The one excuse I don’t want to hear any more is that “we have a young team”. The Citadel had a young team last year. This year it has a bunch of sophomores and a few freshmen (along with an outstanding senior, Mike Groselle), and the Bulldogs have already played half of the season schedule. Everyone understood what last season was all about. This year was supposed to be about reaping some rewards for running through that youth-infused gauntlet.

Longtime supporters of The Citadel have heard the “we have a young team” line all too often in years past. It gets old after a while. Very old.

I realize that what I wrote above is, well, rather negative. Then again, the Bulldogs have lost eleven consecutive games. Things haven’t gone well so far this season. The record reflects that.  The statistical profile reflects that.

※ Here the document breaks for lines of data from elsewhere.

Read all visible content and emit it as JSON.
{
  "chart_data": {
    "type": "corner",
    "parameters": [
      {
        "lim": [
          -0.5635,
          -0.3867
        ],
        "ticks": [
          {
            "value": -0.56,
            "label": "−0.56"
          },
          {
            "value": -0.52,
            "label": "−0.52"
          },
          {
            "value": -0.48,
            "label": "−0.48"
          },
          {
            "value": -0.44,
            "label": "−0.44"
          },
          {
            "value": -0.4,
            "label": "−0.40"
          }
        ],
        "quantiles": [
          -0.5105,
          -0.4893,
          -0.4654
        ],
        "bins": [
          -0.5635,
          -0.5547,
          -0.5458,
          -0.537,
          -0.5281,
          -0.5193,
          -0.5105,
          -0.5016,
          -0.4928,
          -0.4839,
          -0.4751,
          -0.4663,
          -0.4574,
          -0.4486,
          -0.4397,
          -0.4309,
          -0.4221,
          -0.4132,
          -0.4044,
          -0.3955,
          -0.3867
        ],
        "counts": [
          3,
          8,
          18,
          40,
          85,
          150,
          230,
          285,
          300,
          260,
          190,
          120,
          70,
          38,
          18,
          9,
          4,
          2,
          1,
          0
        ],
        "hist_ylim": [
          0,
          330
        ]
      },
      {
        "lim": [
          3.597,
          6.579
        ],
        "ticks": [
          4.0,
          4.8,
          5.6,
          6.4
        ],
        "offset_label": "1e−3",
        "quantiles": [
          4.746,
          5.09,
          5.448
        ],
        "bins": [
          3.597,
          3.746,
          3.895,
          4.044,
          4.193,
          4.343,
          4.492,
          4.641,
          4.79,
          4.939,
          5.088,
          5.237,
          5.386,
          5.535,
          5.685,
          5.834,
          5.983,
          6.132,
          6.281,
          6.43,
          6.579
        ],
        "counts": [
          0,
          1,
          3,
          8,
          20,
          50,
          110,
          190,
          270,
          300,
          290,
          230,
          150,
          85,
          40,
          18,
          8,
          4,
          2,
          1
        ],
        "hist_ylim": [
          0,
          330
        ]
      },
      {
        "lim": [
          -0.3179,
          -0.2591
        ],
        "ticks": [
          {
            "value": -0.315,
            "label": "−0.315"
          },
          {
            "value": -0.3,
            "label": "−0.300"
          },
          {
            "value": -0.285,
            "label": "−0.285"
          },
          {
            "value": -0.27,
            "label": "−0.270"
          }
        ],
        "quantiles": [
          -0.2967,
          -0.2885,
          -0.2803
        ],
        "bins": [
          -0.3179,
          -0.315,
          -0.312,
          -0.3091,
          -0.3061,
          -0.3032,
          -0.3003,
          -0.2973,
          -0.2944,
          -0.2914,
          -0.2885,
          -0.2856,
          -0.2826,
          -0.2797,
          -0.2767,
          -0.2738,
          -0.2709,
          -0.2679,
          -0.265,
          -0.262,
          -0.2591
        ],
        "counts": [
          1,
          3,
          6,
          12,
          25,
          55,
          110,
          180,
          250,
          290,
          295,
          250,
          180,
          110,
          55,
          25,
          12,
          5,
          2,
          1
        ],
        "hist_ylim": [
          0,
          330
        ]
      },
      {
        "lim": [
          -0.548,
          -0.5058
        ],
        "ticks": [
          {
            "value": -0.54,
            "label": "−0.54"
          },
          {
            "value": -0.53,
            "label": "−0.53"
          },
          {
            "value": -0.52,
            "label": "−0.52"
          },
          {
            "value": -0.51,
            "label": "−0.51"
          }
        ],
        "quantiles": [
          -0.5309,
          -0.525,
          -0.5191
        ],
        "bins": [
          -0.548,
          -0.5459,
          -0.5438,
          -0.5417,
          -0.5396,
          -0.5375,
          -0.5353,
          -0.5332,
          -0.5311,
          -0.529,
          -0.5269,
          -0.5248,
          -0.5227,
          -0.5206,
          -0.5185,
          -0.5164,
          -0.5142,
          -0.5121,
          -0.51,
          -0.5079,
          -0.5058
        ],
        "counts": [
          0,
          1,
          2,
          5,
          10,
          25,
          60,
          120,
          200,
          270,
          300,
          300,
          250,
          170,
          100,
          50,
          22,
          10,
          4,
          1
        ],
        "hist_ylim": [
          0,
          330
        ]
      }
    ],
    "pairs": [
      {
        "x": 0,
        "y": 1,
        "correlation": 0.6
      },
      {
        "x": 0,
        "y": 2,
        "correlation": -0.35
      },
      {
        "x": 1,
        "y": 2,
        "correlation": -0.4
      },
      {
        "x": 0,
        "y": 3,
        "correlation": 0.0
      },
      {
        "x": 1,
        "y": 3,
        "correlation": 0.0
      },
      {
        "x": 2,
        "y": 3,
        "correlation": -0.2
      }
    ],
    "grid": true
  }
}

There are positives, though. The addition of Rae Robinson and P.J. Horgan into the rotation has made the Bulldogs a better team. As I noted above, the Bulldogs are starting to defend the perimeter a little better than they were earlier in the season (though there is plenty of room for continued improvement). Offensively, The Citadel has several guys who can put the ball in the basket, and in a variety of ways. That is encouraging.

Against the College of Charleston, the Bulldogs only committed eleven turnovers, a very respectable total in a 60+ possession game. If The Citadel plays every night like it did on Monday, the team is going to start winning. However, that effort has to be constant.

The Bulldogs aren’t good enough to turn the ball over one out of every four possessions and still win. The turnover issue has been the thing that has annoyed me the most, to be honest. I hope the players keep working with the medicine ball.

The Citadel has to continue to get better on defense, and part of that is solving the problem of defending the outside shot while maintaining control of the defensive glass. The Bulldogs have yet to consistently do both at the same time.

I know the players still have hopes of making a breakthrough. Chuck Driesell has said the right things, and clearly hasn’t “lost” the team despite the losing streak. I haven’t given up on them, either. It’s just tough when you’re on the wrong side of the scoreline game after game. I guess it will make an eventual turnaround that much sweeter.